3 cups corn (about 4 ears, grilled or charred in a pan)

½ cup crumbled cotija cheese

¼ cup red onion, finely chopped

¼ cup chopped cilantro

1 jalapeño, seeded and diced (optional for heat)

For the Chili Lime Crema:

⅓ cup sour cream or Greek yogurt

2 tbsp mayonnaise

1 ½ tbsp lime juice (fresh)

½ tsp chili powder

¼ tsp smoked paprika

Salt to taste

Instructions

Cook quinoa according to package instructions. Let cool completely.

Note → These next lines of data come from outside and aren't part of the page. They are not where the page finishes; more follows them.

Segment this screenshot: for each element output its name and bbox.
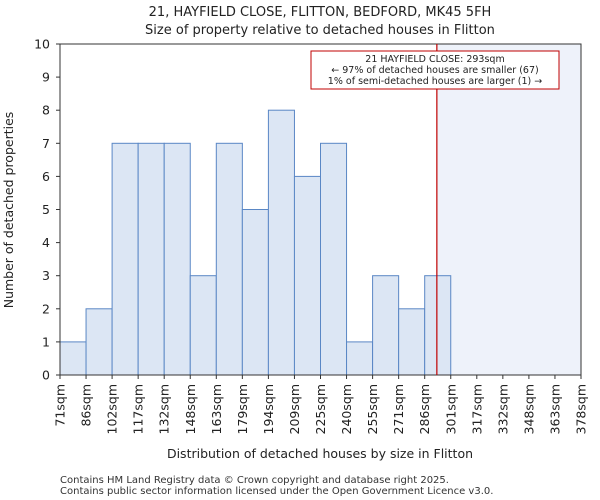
annotation-line-2: ← 97% of detached houses are smaller (67… bbox=[331, 65, 538, 76]
y-tick-label: 8 bbox=[42, 103, 50, 118]
bar-179sqm bbox=[241, 209, 269, 376]
y-axis-label: Number of detached properties bbox=[1, 112, 16, 309]
bar-194sqm bbox=[267, 109, 295, 376]
x-tick-label: 102sqm bbox=[105, 384, 120, 434]
y-tick-label: 7 bbox=[42, 136, 50, 151]
bar-86sqm bbox=[85, 308, 113, 376]
x-tick-label: 317sqm bbox=[469, 384, 484, 434]
y-tick-label: 5 bbox=[42, 202, 50, 217]
x-tick-label: 163sqm bbox=[209, 384, 224, 434]
bar-117sqm bbox=[137, 142, 165, 376]
chart-title: 21, HAYFIELD CLOSE, FLITTON, BEDFORD, MK… bbox=[149, 5, 492, 20]
x-tick-label: 209sqm bbox=[287, 384, 302, 434]
x-tick-label: 132sqm bbox=[157, 384, 172, 434]
bar-71sqm bbox=[59, 341, 87, 376]
bar-240sqm bbox=[346, 341, 374, 376]
y-tick-label: 1 bbox=[42, 334, 50, 349]
bar-148sqm bbox=[189, 275, 217, 376]
x-tick-label: 255sqm bbox=[365, 384, 380, 434]
x-tick-label: 225sqm bbox=[313, 384, 328, 434]
annotation-line-3: 1% of semi-detached houses are larger (1… bbox=[328, 76, 542, 87]
y-tick-label: 3 bbox=[42, 268, 50, 283]
footer-line-1: Contains HM Land Registry data © Crown c… bbox=[60, 475, 449, 486]
y-tick-label: 2 bbox=[42, 301, 50, 316]
x-axis-label: Distribution of detached houses by size … bbox=[167, 446, 473, 461]
x-tick-label: 271sqm bbox=[391, 384, 406, 434]
x-tick-label: 332sqm bbox=[495, 384, 510, 434]
bar-286sqm bbox=[424, 275, 452, 376]
footer-line-2: Contains public sector information licen… bbox=[60, 486, 493, 497]
x-tick-label: 363sqm bbox=[547, 384, 562, 434]
y-tick-label: 6 bbox=[42, 169, 50, 184]
bar-225sqm bbox=[320, 142, 348, 376]
bar-132sqm bbox=[163, 142, 191, 376]
x-tick-label: 86sqm bbox=[79, 384, 94, 427]
y-tick-label: 0 bbox=[42, 368, 50, 383]
x-tick-label: 148sqm bbox=[183, 384, 198, 434]
x-tick-label: 348sqm bbox=[521, 384, 536, 434]
bar-163sqm bbox=[215, 142, 243, 376]
x-tick-label: 301sqm bbox=[443, 384, 458, 434]
annotation-line-1: 21 HAYFIELD CLOSE: 293sqm bbox=[365, 54, 504, 65]
shaded-region bbox=[436, 44, 581, 375]
y-tick-label: 9 bbox=[42, 70, 50, 85]
bar-102sqm bbox=[111, 142, 139, 376]
x-tick-label: 117sqm bbox=[131, 384, 146, 434]
bar-255sqm bbox=[372, 275, 400, 376]
x-tick-label: 71sqm bbox=[53, 384, 68, 427]
y-tick-label: 10 bbox=[34, 37, 50, 52]
bar-209sqm bbox=[293, 175, 322, 376]
x-tick-label: 286sqm bbox=[417, 384, 432, 434]
x-tick-label: 179sqm bbox=[235, 384, 250, 434]
annotation-box bbox=[310, 50, 560, 90]
x-tick-label: 194sqm bbox=[261, 384, 276, 434]
x-tick-label: 378sqm bbox=[574, 384, 589, 434]
x-tick-label: 240sqm bbox=[339, 384, 354, 434]
bar-271sqm bbox=[398, 308, 426, 376]
y-tick-label: 4 bbox=[42, 235, 50, 250]
chart-subtitle: Size of property relative to detached ho… bbox=[145, 23, 495, 38]
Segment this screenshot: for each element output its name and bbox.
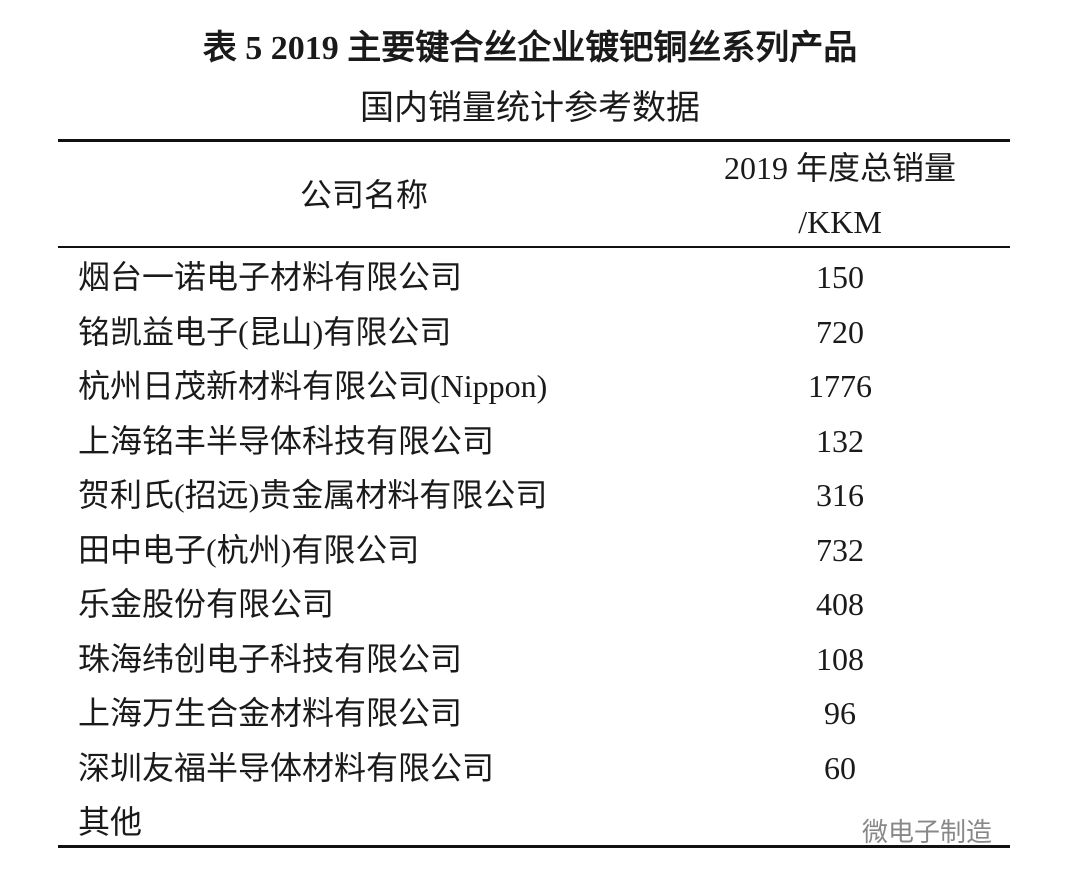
sales-value: 108 xyxy=(816,640,864,677)
sales-value: 720 xyxy=(816,313,864,350)
title: 表 5 2019 主要键合丝企业镀钯铜丝系列产品 xyxy=(202,30,858,67)
header-cell: 公司名称 xyxy=(300,177,429,213)
header-cell: /KKM xyxy=(798,204,882,240)
company-name: 珠海纬创电子科技有限公司 xyxy=(78,640,463,677)
bottom-rule xyxy=(58,845,1010,848)
watermark: 微电子制造 xyxy=(862,818,993,848)
company-name: 贺利氏(招远)贵金属材料有限公司 xyxy=(78,477,548,513)
company-name: 深圳友福半导体材料有限公司 xyxy=(78,749,495,786)
sales-value: 96 xyxy=(824,695,856,731)
company-name: 铭凯益电子(昆山)有限公司 xyxy=(78,313,452,350)
top-rule xyxy=(58,139,1010,142)
company-name: 乐金股份有限公司 xyxy=(78,586,335,622)
subtitle: 国内销量统计参考数据 xyxy=(360,90,700,127)
sales-value: 408 xyxy=(816,586,864,622)
sales-value: 132 xyxy=(816,422,864,459)
header-cell: 2019 年度总销量 xyxy=(723,150,956,186)
company-name: 上海万生合金材料有限公司 xyxy=(78,695,463,731)
sales-value: 732 xyxy=(816,531,864,568)
sales-value: 316 xyxy=(816,477,864,513)
sales-value: 60 xyxy=(824,749,856,786)
company-name: 其他 xyxy=(78,804,143,840)
sales-value: 1776 xyxy=(808,368,872,404)
company-name: 上海铭丰半导体科技有限公司 xyxy=(78,422,495,459)
company-name: 烟台一诺电子材料有限公司 xyxy=(78,259,463,295)
company-name: 田中电子(杭州)有限公司 xyxy=(78,531,420,568)
header-rule xyxy=(58,246,1010,248)
company-name: 杭州日茂新材料有限公司(Nippon) xyxy=(78,368,548,404)
sales-value: 150 xyxy=(816,259,864,295)
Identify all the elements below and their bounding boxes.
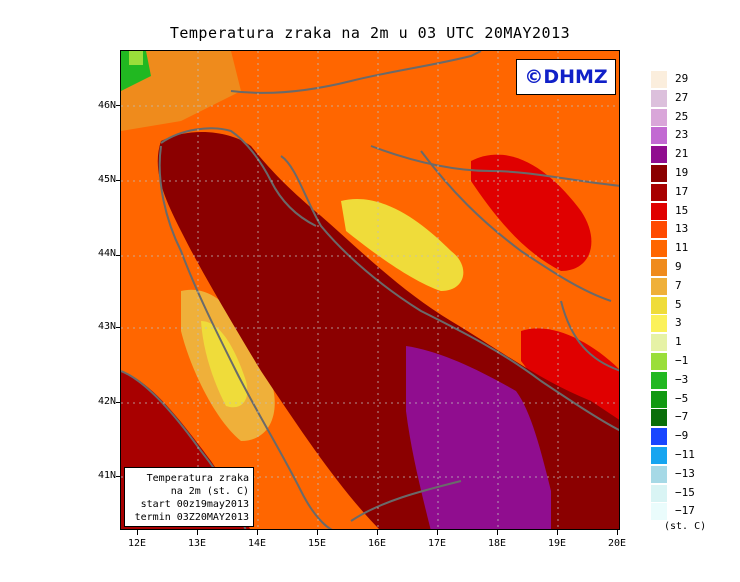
legend-swatch bbox=[651, 503, 667, 521]
lon-tick bbox=[377, 530, 378, 535]
legend-swatch bbox=[651, 484, 667, 502]
legend-swatch bbox=[651, 409, 667, 427]
legend-swatch bbox=[651, 127, 667, 145]
legend-label: −15 bbox=[675, 485, 695, 499]
lon-label: 16E bbox=[367, 538, 387, 549]
legend-label: 3 bbox=[675, 316, 682, 330]
lon-label: 12E bbox=[127, 538, 147, 549]
temperature-map: ©DHMZ Temperatura zraka na 2m (st. C) st… bbox=[120, 50, 620, 530]
info-box: Temperatura zraka na 2m (st. C) start 00… bbox=[124, 467, 254, 527]
italy-yellow-zone bbox=[201, 321, 248, 408]
alps-cold-core bbox=[129, 51, 143, 65]
info-line-title: Temperatura zraka bbox=[146, 473, 249, 484]
inland-yellow-zone bbox=[341, 199, 464, 291]
map-canvas bbox=[121, 51, 619, 529]
alps-warm-zone bbox=[121, 51, 241, 131]
info-line-unit: na 2m (st. C) bbox=[170, 486, 249, 497]
lat-tick bbox=[116, 476, 121, 477]
lat-label: 41N bbox=[97, 470, 116, 481]
graticule bbox=[121, 51, 619, 529]
legend-label: 19 bbox=[675, 166, 689, 179]
info-line-start: start 00z19may2013 bbox=[140, 499, 249, 510]
legend-unit: (st. C) bbox=[664, 521, 707, 532]
legend-label: −3 bbox=[675, 372, 689, 386]
legend-label: 15 bbox=[675, 203, 689, 217]
legend-label: −17 bbox=[675, 504, 695, 518]
legend-swatch bbox=[651, 71, 667, 88]
lon-tick bbox=[257, 530, 258, 535]
legend-swatch bbox=[651, 221, 667, 239]
lat-label: 44N bbox=[97, 248, 116, 259]
legend-label: 5 bbox=[675, 297, 682, 311]
legend-label: 1 bbox=[675, 335, 682, 349]
legend-swatch bbox=[651, 371, 667, 389]
legend-label: 11 bbox=[675, 241, 689, 255]
lat-tick bbox=[116, 255, 121, 256]
lat-tick bbox=[116, 402, 121, 403]
legend-swatch bbox=[651, 202, 667, 220]
legend-swatch bbox=[651, 390, 667, 408]
legend-label: −9 bbox=[675, 429, 689, 443]
legend-swatch bbox=[651, 465, 667, 483]
legend-swatch bbox=[651, 165, 667, 182]
lat-label: 45N bbox=[97, 174, 116, 185]
lat-label: 43N bbox=[97, 321, 116, 332]
legend-swatch bbox=[651, 240, 667, 258]
lon-label: 20E bbox=[607, 538, 627, 549]
legend-swatch bbox=[651, 89, 667, 107]
lon-label: 19E bbox=[547, 538, 567, 549]
legend-label: −13 bbox=[675, 466, 695, 480]
legend-swatch bbox=[651, 183, 667, 201]
legend-label: 23 bbox=[675, 128, 689, 142]
lon-tick bbox=[617, 530, 618, 535]
legend-label: 21 bbox=[675, 147, 689, 161]
legend-label: −7 bbox=[675, 410, 689, 424]
lon-label: 15E bbox=[307, 538, 327, 549]
legend-swatch bbox=[651, 296, 667, 314]
lat-tick bbox=[116, 105, 121, 106]
coastlines bbox=[121, 51, 619, 529]
lon-label: 14E bbox=[247, 538, 267, 549]
legend-swatch bbox=[651, 334, 667, 352]
lon-tick bbox=[197, 530, 198, 535]
legend-swatch bbox=[651, 353, 667, 370]
legend-label: 7 bbox=[675, 278, 682, 292]
lat-tick bbox=[116, 180, 121, 181]
lon-tick bbox=[317, 530, 318, 535]
legend-label: −11 bbox=[675, 448, 695, 461]
inland-red-zone bbox=[471, 154, 592, 271]
lon-tick bbox=[437, 530, 438, 535]
legend-swatch bbox=[651, 447, 667, 464]
legend-label: 9 bbox=[675, 260, 682, 273]
legend-label: −1 bbox=[675, 354, 689, 367]
legend-label: −5 bbox=[675, 391, 689, 405]
legend-swatch bbox=[651, 259, 667, 276]
legend-swatch bbox=[651, 108, 667, 126]
lon-label: 13E bbox=[187, 538, 207, 549]
legend-swatch bbox=[651, 277, 667, 295]
legend-swatch bbox=[651, 315, 667, 333]
legend-label: 29 bbox=[675, 72, 689, 85]
lat-label: 46N bbox=[97, 100, 116, 111]
lon-tick bbox=[137, 530, 138, 535]
legend-label: 27 bbox=[675, 90, 689, 104]
lon-tick bbox=[557, 530, 558, 535]
info-line-termin: termin 03Z20MAY2013 bbox=[134, 512, 249, 523]
lat-label: 42N bbox=[97, 396, 116, 407]
lon-tick bbox=[497, 530, 498, 535]
lon-label: 18E bbox=[487, 538, 507, 549]
legend-swatch bbox=[651, 146, 667, 164]
legend-swatch bbox=[651, 428, 667, 446]
lat-tick bbox=[116, 327, 121, 328]
chart-title: Temperatura zraka na 2m u 03 UTC 20MAY20… bbox=[169, 24, 571, 42]
alps-cold-zone bbox=[121, 51, 151, 91]
dhmz-logo: ©DHMZ bbox=[516, 59, 616, 95]
legend-label: 13 bbox=[675, 222, 689, 236]
lon-label: 17E bbox=[427, 538, 447, 549]
legend-label: 17 bbox=[675, 184, 689, 198]
legend-label: 25 bbox=[675, 109, 689, 123]
ionian-sea-hot bbox=[406, 346, 551, 529]
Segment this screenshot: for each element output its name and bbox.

Grill or pan-char corn until slightly blackened. Let cool, then cut off the kernels.

In a small bowl, whisk together the crema ingredients until smooth.

In a large bowl, combine quinoa, corn, red onion, cotija, cilantro, and jalapeño.

Pour the chili lime crema over the salad and toss to coat evenly.

Chill for 15–30 minutes or serve immediately with extra lime wedges.